6 -Quando o pensionista for menor e não houver conhecimento da pessoa que legalmente o represente, oficiar-se-á ao tribunal de menores competente, sendo a pensão colocada à sua disposição ou paga à pessoa que o mesmo indicar.
7 -A Caixa poderá tornar obrigatório o pagamento da pensão mediante crédito em conta de depósito à ordem do beneficiário sempre que o justifiquem as necessidades de simplificação ou mecanização dos serviços, em condições a estabelecer por despacho do conselho de administração.
8 -Quando o pagamento da pensão for devido por óbito de um aposentado ou reformado, o Montepio, dentro dos 60 dias posteriores à data da morte, liquidará e pagará ao signatário do requerimento referido no n.º 1 deste artigo cuja petição será acompanhada de certidão probatória de que é herdeiro hábil, uma pensão de sobrevivência de montante provisório igual a metade da pensão de aposentação que o falecido recebia.

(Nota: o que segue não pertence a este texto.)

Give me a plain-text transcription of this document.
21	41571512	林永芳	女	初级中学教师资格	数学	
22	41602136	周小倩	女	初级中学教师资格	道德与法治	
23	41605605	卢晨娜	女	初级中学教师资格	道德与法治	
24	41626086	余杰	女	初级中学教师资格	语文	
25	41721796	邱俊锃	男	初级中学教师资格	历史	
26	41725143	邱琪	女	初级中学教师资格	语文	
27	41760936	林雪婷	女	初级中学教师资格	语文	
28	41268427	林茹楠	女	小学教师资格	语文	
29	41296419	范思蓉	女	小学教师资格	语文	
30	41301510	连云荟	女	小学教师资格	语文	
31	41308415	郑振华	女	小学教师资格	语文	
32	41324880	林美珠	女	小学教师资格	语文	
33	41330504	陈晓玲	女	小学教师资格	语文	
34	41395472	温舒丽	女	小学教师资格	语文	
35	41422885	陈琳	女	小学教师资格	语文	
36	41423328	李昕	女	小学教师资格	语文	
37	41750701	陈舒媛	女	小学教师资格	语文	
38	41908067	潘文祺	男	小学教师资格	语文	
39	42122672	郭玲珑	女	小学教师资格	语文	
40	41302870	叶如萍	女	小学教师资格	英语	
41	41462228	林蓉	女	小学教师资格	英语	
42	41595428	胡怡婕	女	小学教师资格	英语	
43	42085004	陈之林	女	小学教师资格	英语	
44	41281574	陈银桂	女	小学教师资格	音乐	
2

9 -Quando o pagamento da pensão for devido por óbito de um subscritor da Caixa Geral de Aposentações no activo, o Montepio liquidará e pagará ao signatário do requerimento referido no n.º 1 deste artigo, cuja petição será acompanhada de certidão probatória de que é herdeiro hábil, uma pensão de montante provisório que será calculada com base nos elementos biográficos, cujo modelo vai anexo a este diploma, e que os serviços onde o falecido exercia o seu cargo terão de enviar ao Montepio no prazo de 15 dias a partir do falecimento do funcionário, devendo o aludido pagamento ser efectuado no prazo de 60 dias a partir da data da coexistência no Montepio do referido requerimento e nota biográfica.
10 -A concessão das pensões fixadas em montante provisório não prejudica a sua rectificação, em resolução final, uma vez completada a instrução do processo, quanto ao montante encontrado e quanto ao fraccionamento, da pensão, quando for caso de ser dividida por herdeiro hábil que tenha sido preterido, nos termos do artigo 34.º
11 -O pensionista que tenha recebido importância a mais, por efeitos dos números anteriores, fica sujeito ao correspondente desconto a fazer nas mensalidades das pensões seguintes, até perfazer o total em dívida, não podendo o desconto mensal ser superior a 10% da importância de cada pensão.
12 -O pagamento da pensão depende de prova periódica de vida, que tem lugar:
a)Para os residentes em território nacional, por interconexão de dados com o Instituto dos Registos e do Notariado, I. P. (IRN, I. P.);
b)Para os residentes no estrangeiro, nos termos a definir em portaria dos membros do Governo responsáveis pela tutela da CGA, I. P.
13 -O processo de interconexão de dados previsto na alínea a) do número anterior é efetuado mediante protocolo estabelecido entre a CGA, I. P., e o IRN, I. P., nos termos e com os limites previstos na legislação aplicável à proteção de dados, nomeadamente no Regulamento Geral de Proteção de Dados e demais legislação complementar.